Il faisait allusion au chef de guerre tadjik Mohammad Qasim Fahim, colistier de Karzaï, accusé de crimes par des organisations de défense des droits de l'Homme.

«Si un seul de ces chefs de guerre a oppressé le peuple» depuis trente ans, «sa présence au gouvernement est inacceptable», a ajouté M. Bashardost

«Si je mentionne des noms, cela va se finir en combats de bouteilles», a-t-il poursuivi à propos du gouvernement Karzaï et sous les rires, en référence à certains débats houleux ces dernières années au parlement afghan, où les adversaires se sont envoyés des bouteilles d'eau minérale à la figure.

«Je me présente à nouveau car j'ai acquis de l'expérience», mais «malgré d'important progrès, le pays est toujours confronté à d'énormes problèmes», avait auparavant déclaré M. Karzaï. «J'ai la tolérance et la vision», a-t-il affirmé, en mettant en avant les progrès faits ces dernières années notamment en matière d'éducation, d'emploi et d'économie.

M. Bashardost a répondu que la croissance économique revendiquée par M. Karzaï était principalement nourrie par la drogue.

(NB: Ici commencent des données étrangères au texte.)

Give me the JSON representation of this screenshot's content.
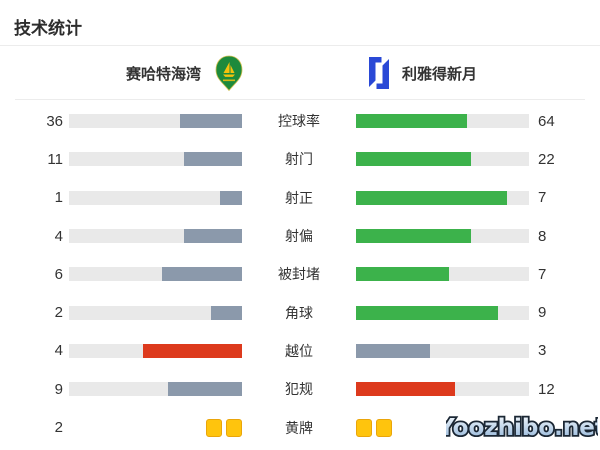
{
  "title": "技术统计",
  "header": {
    "home_team": {
      "name": "赛哈特海湾",
      "logo": "green-teardrop-sailboat-crest"
    },
    "away_team": {
      "name": "利雅得新月",
      "logo": "blue-alhilal-h-crest"
    }
  },
  "colors": {
    "home": "#8b99ab",
    "away": "#3cb24b",
    "negative": "#dd3a1d",
    "neutral": "#8b99ab",
    "track": "#e9e9e9",
    "card": "#ffc40d",
    "card_border": "#eaa50a"
  },
  "rows": [
    {
      "label": "控球率",
      "home": 36,
      "away": 64,
      "home_color": "home",
      "away_color": "away",
      "type": "bar"
    },
    {
      "label": "射门",
      "home": 11,
      "away": 22,
      "home_color": "home",
      "away_color": "away",
      "type": "bar"
    },
    {
      "label": "射正",
      "home": 1,
      "away": 7,
      "home_color": "home",
      "away_color": "away",
      "type": "bar"
    },
    {
      "label": "射偏",
      "home": 4,
      "away": 8,
      "home_color": "home",
      "away_color": "away",
      "type": "bar"
    },
    {
      "label": "被封堵",
      "home": 6,
      "away": 7,
      "home_color": "home",
      "away_color": "away",
      "type": "bar"
    },
    {
      "label": "角球",
      "home": 2,
      "away": 9,
      "home_color": "home",
      "away_color": "away",
      "type": "bar"
    },
    {
      "label": "越位",
      "home": 4,
      "away": 3,
      "home_color": "negative",
      "away_color": "neutral",
      "type": "bar"
    },
    {
      "label": "犯规",
      "home": 9,
      "away": 12,
      "home_color": "neutral",
      "away_color": "negative",
      "type": "bar"
    },
    {
      "label": "黄牌",
      "home": 2,
      "away": 2,
      "home_color": "card",
      "away_color": "card",
      "type": "cards"
    }
  ],
  "chart_data": {
    "type": "bar",
    "title": "技术统计",
    "categories": [
      "控球率",
      "射门",
      "射正",
      "射偏",
      "被封堵",
      "角球",
      "越位",
      "犯规",
      "黄牌"
    ],
    "series": [
      {
        "name": "赛哈特海湾",
        "values": [
          36,
          11,
          1,
          4,
          6,
          2,
          4,
          9,
          2
        ]
      },
      {
        "name": "利雅得新月",
        "values": [
          64,
          22,
          7,
          8,
          7,
          9,
          3,
          12,
          2
        ]
      }
    ],
    "layout": "paired horizontal bars, home right-anchored gray-blue, away left-anchored green, red for leading negative stats, bar length = value/(home+away)"
  },
  "watermark": "Yoozhibo.net"
}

Le président a réaffirmé son souhait d'un changement de la stratégie internationale pour éviter les victimes civiles dans les combats, ce qu'il demande en vain depuis plusieurs années à ses alliés étrangers.

L'économiste Ghani a de son côté mis en avant la qualité de son programme de développement «sur 10 ans, sur 20 ans» et son expérience internationale.

Selon un sondage publié vendredi par un institut américain, M. Karzaï serait en tête au premier tour de la présidentielle le 20 août, avec 44% des intentions de vote, devant son ancien ministre des Affaires étrangères Abdullah Abdullah (26%), suivi de Ramazan Bashardost (10%) et Ashraf Ghani (6%).

Abdullah Abdullah n'était pas présent au débat de dimanche, pour une raison qui n'a pas précisée.